1,041
Views
2
CrossRef citations to date
0
Altmetric
Hypothesis

Flaws (and quality) in research today: can artificial intelligence intervene?

&
Pages 170-175 | Received 01 Sep 2019, Accepted 01 Mar 2020, Published online: 08 Apr 2020

ABSTRACT

The existing flaws in both conducting and reporting of research have been outlined and criticized in the past. Weak research design, poor methodology, lack of fresh ideas and poor reporting are the main points to blame. Issues have been continually raised on the types of results published, review process, sponsorship, notion, ethics, and incentives in publishing, the role of regulatory agencies and stakeholders, the role of funding, and the cooperation between funders and academic institutions and the training of both clinicians and methodologists or statisticians. As a result, there is loss of the utmost goal: the production of robust research to form recommendations to support pragmatic decision in a real-world context. We propose the construction of a model based on artificial intelligence that could assist stakeholders, clinicians, and patients to guide conducting the best quality of research. We briefly describe the levels of the workflow, including the input and output data collection, the feature extraction/selection, the architecture, and parameterization of the model, along with its training, operation, and refinement.

Introduction

The optimal delivery of health care requires four elements: research, practice, evaluation, and policy development. The quality of the former has been constantly the target of scientific interest, where Randomized Controlled Trials (RCTs) and systematic reviews (SRs) have both occupied the top of the hierarchy of evidence. But, both of them are problematic: the former are extremely time and money consuming, while the latter are numerous, often carrying the questioned quality of the original trials: different approaches through the combination of production of primary data, teamwork, replication, and meta-analyses, have been proposed (Panagiotou et al. Citation2013).
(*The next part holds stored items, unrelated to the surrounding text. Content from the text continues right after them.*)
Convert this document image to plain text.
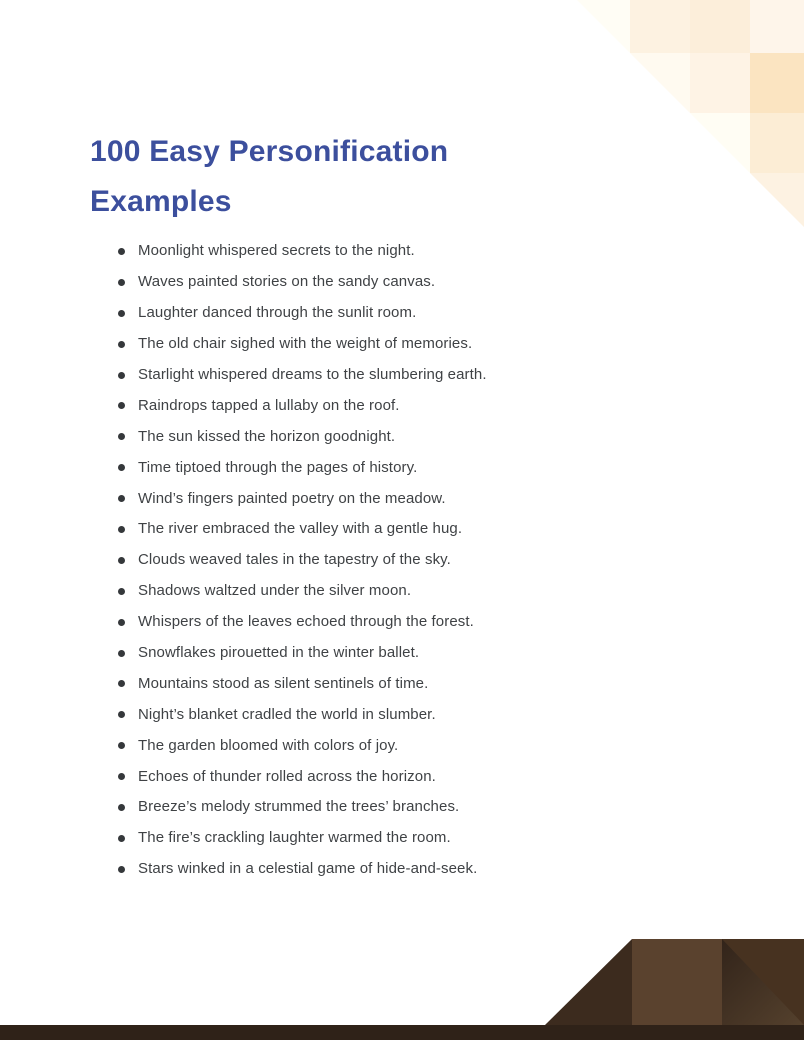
100 Easy Personification Examples
Moonlight whispered secrets to the night.
Waves painted stories on the sandy canvas.
Laughter danced through the sunlit room.
The old chair sighed with the weight of memories.
Starlight whispered dreams to the slumbering earth.
Raindrops tapped a lullaby on the roof.
The sun kissed the horizon goodnight.
Time tiptoed through the pages of history.
Wind’s fingers painted poetry on the meadow.
The river embraced the valley with a gentle hug.
Clouds weaved tales in the tapestry of the sky.
Shadows waltzed under the silver moon.
Whispers of the leaves echoed through the forest.
Snowflakes pirouetted in the winter ballet.
Mountains stood as silent sentinels of time.
Night’s blanket cradled the world in slumber.
The garden bloomed with colors of joy.
Echoes of thunder rolled across the horizon.
Breeze’s melody strummed the trees’ branches.
The fire’s crackling laughter warmed the room.
Stars winked in a celestial game of hide-and-seek.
The existing flaws in both conducting and reporting have been outlined and criticized in the past (Ioannidis Citation2005; Goodman and Greenland Citation2007), while, later on, potential solutions of future prospects have been recorded (Ioannidis Citation2014; Wang Citation2016). The fearing statement of these and other reports was that as much as half of the scientific literature may be wrong. Weak research design, poor methodology, lack of fresh ideas to drive innovation and poor reporting often are the main points to blame (Ioannidis Citation2005, Citation2014; Goodman and Greenland Citation2007; McElreath and Smaldino Citation2015; Wang Citation2016). Also, the procedures of evaluating both research and researchers are passing through lengthy CVs and social pressure to paper count (Smaldino and McElreath Citation2016): quantitative metrics, such as publication rates and impact factors have been the norm (van Diest et al. Citation2001).

In parallel, the number of publications is rising (Larsen and von Ins Citation2010): there are more opportunities for collaboration and multi-author papers, an intense competition for academic positions, publication of the largest possible number of results instead of the most rigorous ones, and an endless competition for grants, promotions, and prestige (van Diest et al. Citation2001; Larsen and von Ins Citation2010; Ioannidis et al. Citation2014).

In addition, issues have been continually raised on the types of results published (publishing everything vs. selective publishing with respect to cost-benefit and time), review process, sponsorship, notion, ethics, and incentives in publishing, access of patients to published and unpublished results, amount of research published in other than English languages and not indexed in the basic databases, the role of regulatory agencies and stakeholders, the role of funding, and the cooperation between funders and academic institutions and the training of especially clinicians and practicing scientists on one hand and methodologists or statisticians on research practices and real-world study aims and final endpoints, on the other (van Diest et al. Citation2001; Ioannidis Citation2005, Citation2014; Goodman and Greenland Citation2007; Larsen and von Ins Citation2010; Cyranoski et al. Citation2011; McElreath and Smaldino Citation2015; Wang Citation2016).

As a result, there is loss of the utmost goal: the production of robust research to form recommendations to support pragmatic decision in a real-world context.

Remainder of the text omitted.